Premier chantier : levons l’obstacle du fossé culturel ! Actuellement, la communauté chinoise en France est structurée autour d’associations composées presque exclusivement de Chinois. A côté de ces confréries « ethniques », il faut créer des têtes de pont rassemblant Français et Chinois. Partout sur le territoire doivent essaimer des associations valorisant le rapprochement entre les deux peuples, et ce dans tous les domaines. Pour y contribuer, un effort sans précédent doit être engagé en faveur de la connaissance de ce pays et l’apprentissage du mandarin. Actuellement, dans nos écoles, le chinois est considéré comme une langue exotique dispensée à une minorité d’élèves, la plupart originaires de Chine. Il faut désormais hisser le mandarin dans l’ordre des langues prioritaires, à l’égal de l’allemand ou de l’espagnol.
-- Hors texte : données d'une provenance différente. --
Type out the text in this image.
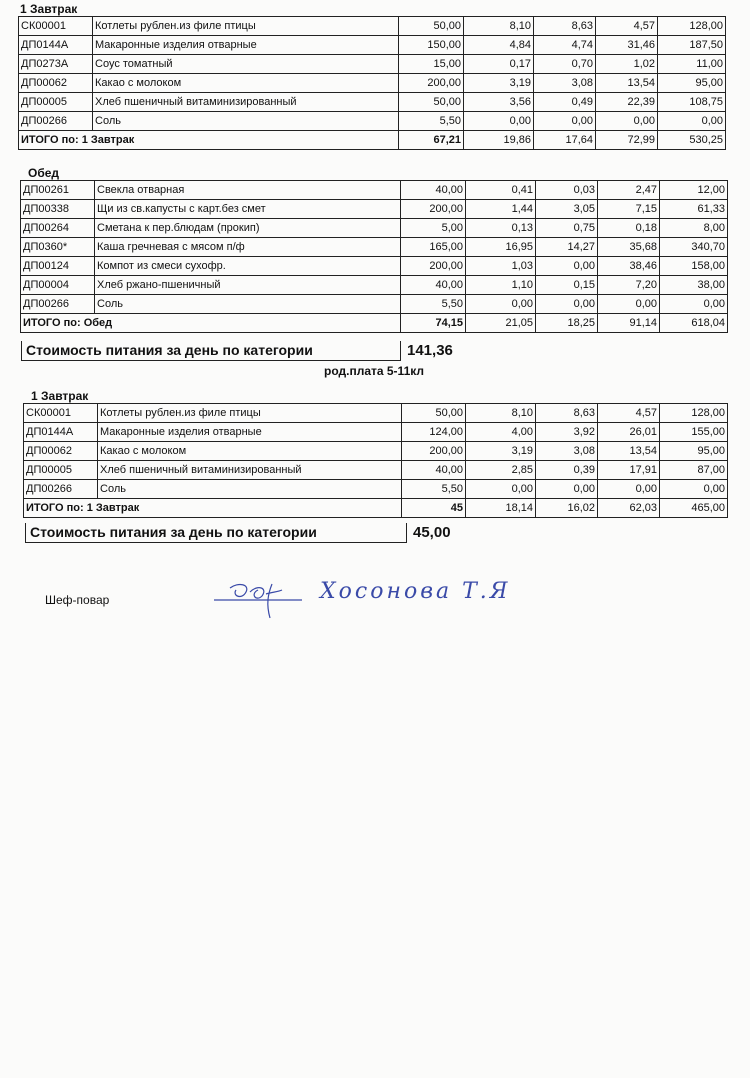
1 Завтрак
СК00001	Котлеты рублен.из филе птицы	50,00	8,10	8,63	4,57	128,00
ДП0144А	Макаронные изделия отварные	150,00	4,84	4,74	31,46	187,50
ДП0273А	Соус томатный	15,00	0,17	0,70	1,02	11,00
ДП00062	Какао с молоком	200,00	3,19	3,08	13,54	95,00
ДП00005	Хлеб пшеничный витаминизированный	50,00	3,56	0,49	22,39	108,75
ДП00266	Соль	5,50	0,00	0,00	0,00	0,00
ИТОГО по: 1 Завтрак		67,21	19,86	17,64	72,99	530,25
Обед
ДП00261	Свекла отварная	40,00	0,41	0,03	2,47	12,00
ДП00338	Щи из св.капусты с карт.без смет	200,00	1,44	3,05	7,15	61,33
ДП00264	Сметана к пер.блюдам (прокип)	5,00	0,13	0,75	0,18	8,00
ДП0360*	Каша гречневая с мясом п/ф	165,00	16,95	14,27	35,68	340,70
ДП00124	Компот из смеси сухофр.	200,00	1,03	0,00	38,46	158,00
ДП00004	Хлеб ржано-пшеничный	40,00	1,10	0,15	7,20	38,00
ДП00266	Соль	5,50	0,00	0,00	0,00	0,00
ИТОГО по: Обед		74,15	21,05	18,25	91,14	618,04
Стоимость питания за день по категории	141,36
род.плата 5-11кл
1 Завтрак
СК00001	Котлеты рублен.из филе птицы	50,00	8,10	8,63	4,57	128,00
ДП0144А	Макаронные изделия отварные	124,00	4,00	3,92	26,01	155,00
ДП00062	Какао с молоком	200,00	3,19	3,08	13,54	95,00
ДП00005	Хлеб пшеничный витаминизированный	40,00	2,85	0,39	17,91	87,00
ДП00266	Соль	5,50	0,00	0,00	0,00	0,00
ИТОГО по: 1 Завтрак		45	18,14	16,02	62,03	465,00
Стоимость питания за день по категории	45,00
Шеф-повар	Хосонова Т.Я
De même, il importe de diffuser largement la culture chinoise sous forme d’ateliers artistiques, de lieux d’échanges. Cette démarche doit être étendue aux adultes dans le cadre des comités d’entreprise, de la formation continue, etc. Parallèlement, la langue française doit être promue avec vigueur en Chine sur la base d’un maillage complet de son territoire, notamment, par le biais des alliances françaises. Le ministère des Affaires étrangères doit s’engager fortement dans cette démarche, quitte à redéployer ses effectifs. Il faut également encourager l’installation de Français en Chine. Il s’en compte 15.000 aujourd’hui, amenons ce chiffre à 50.000 ! Apportons aussi à ce grand pays notre sensibilité, nos valeurs, notre humanité ! Il en a besoin !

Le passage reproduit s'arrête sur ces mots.